The study was conducted by noise, vibration and acoustics experts Howe Gastmeier Chapnick Ltd., which looked at more than 100 reports from Ontario, Alberta and countries around the world, the Ministry of the Environment says.
That didn’t impress Tom Melady, a member of HEAT (Huron East Against Turbines) and WEPAT (West and East Perth Against Turbines).
“The consultants doing the literature review’ cherry-picked the articles that they reviewed, that is to say of all the articles that they reviewed, they did not find any health problems. However, they did not review all the literature,” Melady said in an e-mail.
He cites several other studies that conclude the low-frequency noise from wind turbines does cause health problems including stress and high blood pressure.
However, Environment Minister Jim Bradley heralded the report as proof government standards are adequate when it comes to safety.
“Our priority is to develop renewable energy in a way that protects Ontarians. This report finds that we are on the right track by taking a cautious approach when setting standards for wind turbine setbacks and sound limits,” he’s quoted as saying on the ministry website.

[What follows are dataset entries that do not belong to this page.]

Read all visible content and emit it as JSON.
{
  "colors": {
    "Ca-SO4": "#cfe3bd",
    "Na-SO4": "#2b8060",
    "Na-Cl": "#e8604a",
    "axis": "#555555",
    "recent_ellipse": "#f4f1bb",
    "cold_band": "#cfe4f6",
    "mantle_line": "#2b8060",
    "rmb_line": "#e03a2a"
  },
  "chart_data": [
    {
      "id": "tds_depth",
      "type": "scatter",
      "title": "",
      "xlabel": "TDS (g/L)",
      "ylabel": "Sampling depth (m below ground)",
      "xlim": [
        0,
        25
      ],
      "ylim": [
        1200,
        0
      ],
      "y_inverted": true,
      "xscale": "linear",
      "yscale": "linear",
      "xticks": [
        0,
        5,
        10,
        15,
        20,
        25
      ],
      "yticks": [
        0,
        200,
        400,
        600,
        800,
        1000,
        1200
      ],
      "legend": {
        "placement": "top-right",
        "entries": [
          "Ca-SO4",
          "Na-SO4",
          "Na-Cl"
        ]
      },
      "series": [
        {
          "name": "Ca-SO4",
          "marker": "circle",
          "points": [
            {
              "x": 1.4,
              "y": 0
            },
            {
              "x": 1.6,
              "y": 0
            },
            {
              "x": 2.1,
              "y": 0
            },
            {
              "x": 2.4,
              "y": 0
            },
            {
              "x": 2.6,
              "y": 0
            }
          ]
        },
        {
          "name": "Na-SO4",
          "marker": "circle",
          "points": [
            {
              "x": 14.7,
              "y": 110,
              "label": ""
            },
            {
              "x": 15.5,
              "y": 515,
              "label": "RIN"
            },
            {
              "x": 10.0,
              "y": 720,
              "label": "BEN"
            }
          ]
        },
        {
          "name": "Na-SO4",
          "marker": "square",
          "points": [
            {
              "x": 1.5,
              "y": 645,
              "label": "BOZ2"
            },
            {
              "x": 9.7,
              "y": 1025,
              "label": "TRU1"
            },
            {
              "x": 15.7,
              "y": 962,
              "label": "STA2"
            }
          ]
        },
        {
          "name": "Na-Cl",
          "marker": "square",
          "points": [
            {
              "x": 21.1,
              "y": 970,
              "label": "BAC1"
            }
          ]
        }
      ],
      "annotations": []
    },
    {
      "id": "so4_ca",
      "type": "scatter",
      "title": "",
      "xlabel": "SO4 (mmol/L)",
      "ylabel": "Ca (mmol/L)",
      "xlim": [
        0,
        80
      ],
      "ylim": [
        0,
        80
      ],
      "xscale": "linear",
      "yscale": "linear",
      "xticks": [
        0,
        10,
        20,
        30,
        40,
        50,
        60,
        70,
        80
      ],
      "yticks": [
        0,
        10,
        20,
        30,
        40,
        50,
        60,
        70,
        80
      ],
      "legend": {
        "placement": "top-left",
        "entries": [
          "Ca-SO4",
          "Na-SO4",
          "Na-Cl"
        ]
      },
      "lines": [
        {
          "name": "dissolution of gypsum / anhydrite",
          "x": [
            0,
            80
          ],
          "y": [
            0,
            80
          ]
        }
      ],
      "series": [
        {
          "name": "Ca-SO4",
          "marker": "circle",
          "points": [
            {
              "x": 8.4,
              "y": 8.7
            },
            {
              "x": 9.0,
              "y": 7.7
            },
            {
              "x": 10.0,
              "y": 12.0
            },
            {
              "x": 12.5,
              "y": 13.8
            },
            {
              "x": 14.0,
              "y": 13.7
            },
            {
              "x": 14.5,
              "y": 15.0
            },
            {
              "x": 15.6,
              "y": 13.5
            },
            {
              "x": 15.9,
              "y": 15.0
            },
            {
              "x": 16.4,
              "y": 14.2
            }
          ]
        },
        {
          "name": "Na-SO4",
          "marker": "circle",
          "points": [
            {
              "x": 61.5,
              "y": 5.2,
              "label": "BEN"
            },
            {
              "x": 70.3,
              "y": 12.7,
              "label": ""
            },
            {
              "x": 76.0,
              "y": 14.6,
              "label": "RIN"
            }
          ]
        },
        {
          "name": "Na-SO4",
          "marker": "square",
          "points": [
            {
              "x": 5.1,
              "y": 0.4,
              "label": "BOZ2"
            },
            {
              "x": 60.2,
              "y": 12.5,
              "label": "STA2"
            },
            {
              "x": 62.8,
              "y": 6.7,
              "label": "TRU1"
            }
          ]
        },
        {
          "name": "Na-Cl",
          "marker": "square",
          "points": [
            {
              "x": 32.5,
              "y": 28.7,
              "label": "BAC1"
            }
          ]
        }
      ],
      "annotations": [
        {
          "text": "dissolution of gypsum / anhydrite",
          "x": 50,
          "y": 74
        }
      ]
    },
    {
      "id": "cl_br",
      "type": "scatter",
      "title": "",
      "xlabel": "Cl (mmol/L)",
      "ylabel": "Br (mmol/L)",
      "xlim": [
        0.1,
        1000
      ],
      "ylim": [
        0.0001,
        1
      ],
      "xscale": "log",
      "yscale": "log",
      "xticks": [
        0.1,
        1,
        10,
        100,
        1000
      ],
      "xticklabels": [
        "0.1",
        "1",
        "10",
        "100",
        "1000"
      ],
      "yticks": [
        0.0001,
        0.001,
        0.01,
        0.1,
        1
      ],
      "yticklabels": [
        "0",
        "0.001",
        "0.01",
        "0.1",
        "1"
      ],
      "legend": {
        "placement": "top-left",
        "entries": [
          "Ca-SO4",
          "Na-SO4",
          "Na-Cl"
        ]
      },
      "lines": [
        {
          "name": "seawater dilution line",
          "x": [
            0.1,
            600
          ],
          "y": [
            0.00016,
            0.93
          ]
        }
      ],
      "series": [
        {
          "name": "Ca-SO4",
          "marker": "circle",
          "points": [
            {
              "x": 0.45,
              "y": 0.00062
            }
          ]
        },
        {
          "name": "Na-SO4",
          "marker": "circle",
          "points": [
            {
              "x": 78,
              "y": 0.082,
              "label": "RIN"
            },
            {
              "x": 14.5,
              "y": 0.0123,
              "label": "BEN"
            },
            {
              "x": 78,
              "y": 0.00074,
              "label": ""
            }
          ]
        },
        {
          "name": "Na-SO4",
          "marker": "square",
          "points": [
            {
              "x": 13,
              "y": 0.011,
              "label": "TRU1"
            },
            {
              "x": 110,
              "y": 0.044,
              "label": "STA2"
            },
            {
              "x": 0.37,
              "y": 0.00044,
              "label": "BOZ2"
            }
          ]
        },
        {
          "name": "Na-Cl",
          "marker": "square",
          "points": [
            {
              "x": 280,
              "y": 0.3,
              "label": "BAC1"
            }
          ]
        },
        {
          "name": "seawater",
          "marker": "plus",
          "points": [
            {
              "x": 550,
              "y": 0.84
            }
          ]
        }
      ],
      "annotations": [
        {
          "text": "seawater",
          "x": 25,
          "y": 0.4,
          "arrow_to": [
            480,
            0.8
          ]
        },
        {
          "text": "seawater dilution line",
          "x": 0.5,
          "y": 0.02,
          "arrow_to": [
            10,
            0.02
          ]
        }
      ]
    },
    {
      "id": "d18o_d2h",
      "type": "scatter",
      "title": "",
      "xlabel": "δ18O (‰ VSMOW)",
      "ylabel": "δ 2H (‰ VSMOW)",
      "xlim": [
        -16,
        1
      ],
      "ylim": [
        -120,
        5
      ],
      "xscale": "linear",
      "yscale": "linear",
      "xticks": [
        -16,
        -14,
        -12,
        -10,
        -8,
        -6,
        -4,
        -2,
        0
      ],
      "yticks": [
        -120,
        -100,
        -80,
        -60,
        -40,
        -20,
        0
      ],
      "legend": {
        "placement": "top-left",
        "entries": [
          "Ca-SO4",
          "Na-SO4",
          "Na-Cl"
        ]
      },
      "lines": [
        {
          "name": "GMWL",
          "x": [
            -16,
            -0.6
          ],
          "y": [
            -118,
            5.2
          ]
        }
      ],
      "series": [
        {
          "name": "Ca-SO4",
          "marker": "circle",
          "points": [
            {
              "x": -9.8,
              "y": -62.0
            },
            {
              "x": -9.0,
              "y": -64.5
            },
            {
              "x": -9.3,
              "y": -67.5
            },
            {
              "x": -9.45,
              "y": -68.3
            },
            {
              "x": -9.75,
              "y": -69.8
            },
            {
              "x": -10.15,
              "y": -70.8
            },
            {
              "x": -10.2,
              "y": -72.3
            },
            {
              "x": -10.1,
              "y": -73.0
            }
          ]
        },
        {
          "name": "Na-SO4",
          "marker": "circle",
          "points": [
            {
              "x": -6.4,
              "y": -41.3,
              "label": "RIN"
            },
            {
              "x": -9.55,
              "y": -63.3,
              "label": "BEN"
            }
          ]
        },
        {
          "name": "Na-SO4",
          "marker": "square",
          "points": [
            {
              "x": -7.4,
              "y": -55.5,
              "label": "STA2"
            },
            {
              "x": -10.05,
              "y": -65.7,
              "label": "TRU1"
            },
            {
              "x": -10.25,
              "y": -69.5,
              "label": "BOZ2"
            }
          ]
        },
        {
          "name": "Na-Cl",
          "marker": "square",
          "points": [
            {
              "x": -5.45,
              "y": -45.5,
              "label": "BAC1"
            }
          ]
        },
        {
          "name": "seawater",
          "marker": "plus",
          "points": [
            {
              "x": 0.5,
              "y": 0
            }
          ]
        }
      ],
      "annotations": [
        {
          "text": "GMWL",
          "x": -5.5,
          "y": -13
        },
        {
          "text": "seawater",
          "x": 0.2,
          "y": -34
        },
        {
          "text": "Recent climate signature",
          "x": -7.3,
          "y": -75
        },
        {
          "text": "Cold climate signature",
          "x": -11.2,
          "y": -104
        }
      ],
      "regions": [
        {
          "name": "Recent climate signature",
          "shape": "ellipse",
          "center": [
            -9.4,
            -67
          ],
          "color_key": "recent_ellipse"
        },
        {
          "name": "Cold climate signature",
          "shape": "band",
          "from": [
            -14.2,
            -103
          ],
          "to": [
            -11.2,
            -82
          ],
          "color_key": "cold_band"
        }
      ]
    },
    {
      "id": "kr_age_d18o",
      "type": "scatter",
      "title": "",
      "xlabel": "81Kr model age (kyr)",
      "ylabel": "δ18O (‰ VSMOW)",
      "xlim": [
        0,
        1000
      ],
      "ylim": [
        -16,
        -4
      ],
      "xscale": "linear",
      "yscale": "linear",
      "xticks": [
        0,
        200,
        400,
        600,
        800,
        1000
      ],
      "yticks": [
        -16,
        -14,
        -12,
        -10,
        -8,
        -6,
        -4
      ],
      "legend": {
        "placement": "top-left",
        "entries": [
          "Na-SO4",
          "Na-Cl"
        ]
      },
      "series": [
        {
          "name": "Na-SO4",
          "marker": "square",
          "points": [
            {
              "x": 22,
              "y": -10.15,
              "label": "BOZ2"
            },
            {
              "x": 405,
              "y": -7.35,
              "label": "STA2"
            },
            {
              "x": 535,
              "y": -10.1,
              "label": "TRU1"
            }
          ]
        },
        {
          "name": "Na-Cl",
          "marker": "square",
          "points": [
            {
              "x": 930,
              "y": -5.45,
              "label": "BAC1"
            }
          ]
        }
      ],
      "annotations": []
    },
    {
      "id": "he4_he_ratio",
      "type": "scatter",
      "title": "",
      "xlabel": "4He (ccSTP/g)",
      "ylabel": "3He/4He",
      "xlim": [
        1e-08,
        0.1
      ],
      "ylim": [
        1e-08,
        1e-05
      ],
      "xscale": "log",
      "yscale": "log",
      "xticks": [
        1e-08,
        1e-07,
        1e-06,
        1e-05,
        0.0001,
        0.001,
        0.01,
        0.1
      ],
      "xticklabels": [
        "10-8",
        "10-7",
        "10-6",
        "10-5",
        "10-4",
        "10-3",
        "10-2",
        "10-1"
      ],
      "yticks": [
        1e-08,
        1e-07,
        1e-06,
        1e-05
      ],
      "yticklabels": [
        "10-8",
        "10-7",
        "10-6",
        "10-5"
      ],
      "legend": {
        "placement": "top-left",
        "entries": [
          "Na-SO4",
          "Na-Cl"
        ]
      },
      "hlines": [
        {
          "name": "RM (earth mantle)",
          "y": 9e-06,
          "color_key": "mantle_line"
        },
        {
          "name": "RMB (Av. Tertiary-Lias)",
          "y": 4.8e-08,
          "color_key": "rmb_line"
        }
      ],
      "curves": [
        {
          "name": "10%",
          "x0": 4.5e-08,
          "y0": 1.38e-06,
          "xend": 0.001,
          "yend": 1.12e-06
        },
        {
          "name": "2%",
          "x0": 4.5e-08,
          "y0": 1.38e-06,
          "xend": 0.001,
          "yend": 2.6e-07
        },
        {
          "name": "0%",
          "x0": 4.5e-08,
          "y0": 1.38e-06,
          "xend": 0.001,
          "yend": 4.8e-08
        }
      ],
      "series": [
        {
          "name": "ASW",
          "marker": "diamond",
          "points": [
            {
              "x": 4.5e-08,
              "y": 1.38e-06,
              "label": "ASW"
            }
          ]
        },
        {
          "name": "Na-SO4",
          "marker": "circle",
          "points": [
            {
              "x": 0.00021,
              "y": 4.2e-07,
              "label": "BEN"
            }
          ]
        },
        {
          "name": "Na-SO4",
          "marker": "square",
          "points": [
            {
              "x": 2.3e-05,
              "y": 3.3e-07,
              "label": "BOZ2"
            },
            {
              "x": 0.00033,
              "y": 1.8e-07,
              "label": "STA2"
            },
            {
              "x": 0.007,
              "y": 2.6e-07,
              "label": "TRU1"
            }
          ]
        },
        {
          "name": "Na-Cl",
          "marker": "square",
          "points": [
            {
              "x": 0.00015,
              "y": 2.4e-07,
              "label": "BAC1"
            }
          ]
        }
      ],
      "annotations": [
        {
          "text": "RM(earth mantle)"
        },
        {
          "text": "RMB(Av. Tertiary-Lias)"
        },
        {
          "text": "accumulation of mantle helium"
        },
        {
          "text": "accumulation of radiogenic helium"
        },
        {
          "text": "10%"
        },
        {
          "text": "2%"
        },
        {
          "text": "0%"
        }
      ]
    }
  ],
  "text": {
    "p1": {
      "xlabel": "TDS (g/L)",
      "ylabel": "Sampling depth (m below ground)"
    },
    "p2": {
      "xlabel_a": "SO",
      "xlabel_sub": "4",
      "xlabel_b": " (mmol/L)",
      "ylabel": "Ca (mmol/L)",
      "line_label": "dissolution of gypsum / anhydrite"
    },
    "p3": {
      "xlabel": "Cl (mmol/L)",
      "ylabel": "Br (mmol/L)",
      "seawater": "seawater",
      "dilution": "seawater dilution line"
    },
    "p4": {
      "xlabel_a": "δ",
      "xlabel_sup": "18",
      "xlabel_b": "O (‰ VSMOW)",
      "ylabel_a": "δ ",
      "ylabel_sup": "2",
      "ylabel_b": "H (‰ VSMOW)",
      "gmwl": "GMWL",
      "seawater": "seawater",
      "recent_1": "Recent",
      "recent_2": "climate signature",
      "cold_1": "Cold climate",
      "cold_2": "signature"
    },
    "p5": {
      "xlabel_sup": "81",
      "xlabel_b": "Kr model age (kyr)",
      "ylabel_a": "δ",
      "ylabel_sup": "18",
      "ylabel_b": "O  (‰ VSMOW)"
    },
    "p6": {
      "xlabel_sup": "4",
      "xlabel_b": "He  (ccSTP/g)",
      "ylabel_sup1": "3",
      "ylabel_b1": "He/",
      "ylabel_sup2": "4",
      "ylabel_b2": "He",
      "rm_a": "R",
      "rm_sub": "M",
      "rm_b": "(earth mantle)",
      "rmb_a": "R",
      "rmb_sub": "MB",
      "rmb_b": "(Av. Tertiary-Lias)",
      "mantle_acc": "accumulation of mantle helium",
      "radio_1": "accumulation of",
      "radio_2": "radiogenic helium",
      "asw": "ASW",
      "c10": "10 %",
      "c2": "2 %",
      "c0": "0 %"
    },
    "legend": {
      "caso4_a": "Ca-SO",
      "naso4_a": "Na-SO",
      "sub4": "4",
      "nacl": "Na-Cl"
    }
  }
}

The minimum setback is currently 550 metres from any residence, school or church with a sound limit of 40 decibels. Those limits conform to World Health Organization standards.
However, Melady argues the regulations are not stringent enough.
“The (government) in the article claims to have among the most stringent regulations in the world,’ yet we have proof that 27 other municipalities, provinces and states in North America have greater setbacks than Ontario,” Melady said.
He also stressed there’s no guarantee any wind turbine will conform to sound limitations at all times. He said a turbine might produce a certain amount of noise but as the wind force changes it may increase. In other words the noise never stays level.
“The (government) has also identified it does not have the capabilities to test for the sound produced by turbines — it cannot differentiate between ambient sound of the natural surrounding and the real sound of the turbine,” Melady said.
Melady also argued the language in the report is key.
“This article gets into an analysis of terms. Direct health effects’ means struck by a blade or physically injured by some direct impact from a turbine. There is indirect’ health effects whereas the vibration of the rotating blade passing by the hollow vertical tube causes a low-frequency noise which causes the vertigo, tinnitus (ringing in the ear), high blood pressure. So (the) article is correct, there are not direct but lots of indirect effects,” Melady said.
The provincial government has pledged to phase out coal fired electricity by 2014 and increase wind, solar and biomass production.